Another aspect of this legislation is that “it very explicitly considers the impact on equality and vulnerable citizens and also requires that commissioners work with a wide range of public bodies and that the citizens’ voices of stakeholders / users be integrated into the process, ”Figueras said.
She therefore hopes that the UK government will follow the path taken by the Scottish administration, especially as the use of biometrics in the private sector “raises pressing questions”. Among private players, they often use these technologies in public spaces, such as shopping malls and venues, as well as user ID for online services.
Introducing such practices and regulations is only one side of the equation, according to Figueras. The practical challenge of ensuring the implementation of these rules is significant and requires “very specialized skills” which “are incredibly scarce and very expensive”. This includes areas such as algorithmic inspection.
This lack of qualified surveillance services may have the effect of slowing “the rate of development of biometric technology and will give society a chance to keep pace.”
Privacy design and algorithmic bias
In the final section of the session, Philip James, partner, global privacy and cybersecurity group at law firm Eversheds Sutherland, discussed the legal issues surrounding algorithms and biometric data. He said organizations need to be very aware of these issues as the public is increasingly aware of the use of biometrics and algorithms – the benefits and the risks.
In terms of the EU’s General Data Protection Regulation (GDPR), which the UK has incorporated into its laws since Brexit, all biometric data is generally considered ‘special category data’. It is essentially information “which is controlled more strictly because it has a greater sensitivity”. This means that organizations will have to make the case that data should not be categorized in this way. “The goal and the context are always key,” commented James.

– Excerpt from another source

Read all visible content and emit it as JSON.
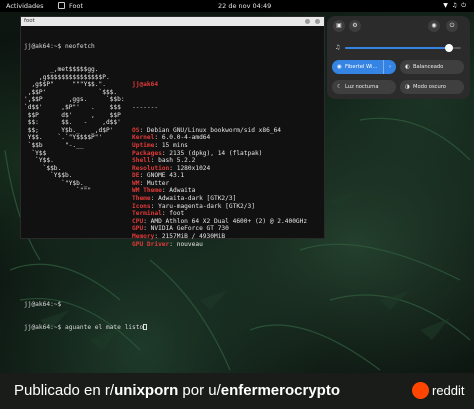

He stressed that organizations should carefully follow the conditions set out in Article 9 of the GDPR (processing of special categories of personal data) to ensure that they remain compliant when collecting biometric data. He cited an opinion published by the Information Commissioners Office (ICO) on a case in which police used facial recognition technologies to identify potential criminals in a crowd. These actions were deemed to be illegal because the police did not follow the correct processes regarding this type of data. Unless there are exceptions, such as the detection and prevention of an illegal act, in most situations the processing of biometric data requires “explicit consent” from the data subjects.
James also advised organizations using biometric technologies to have a data protection officer to ensure that data in that particular category is handled properly, and to involve business and legal parties from the start “because this will ensure the best outcome to hopefully mitigate risk and ensure the investment is well targeted.
Biometrics offers many benefits to society, and these technologies will only increase in the years to come. However, organizations must implement these technologies in a prudent and controlled manner, ensuring that they do not fall prey to ethical and legal issues.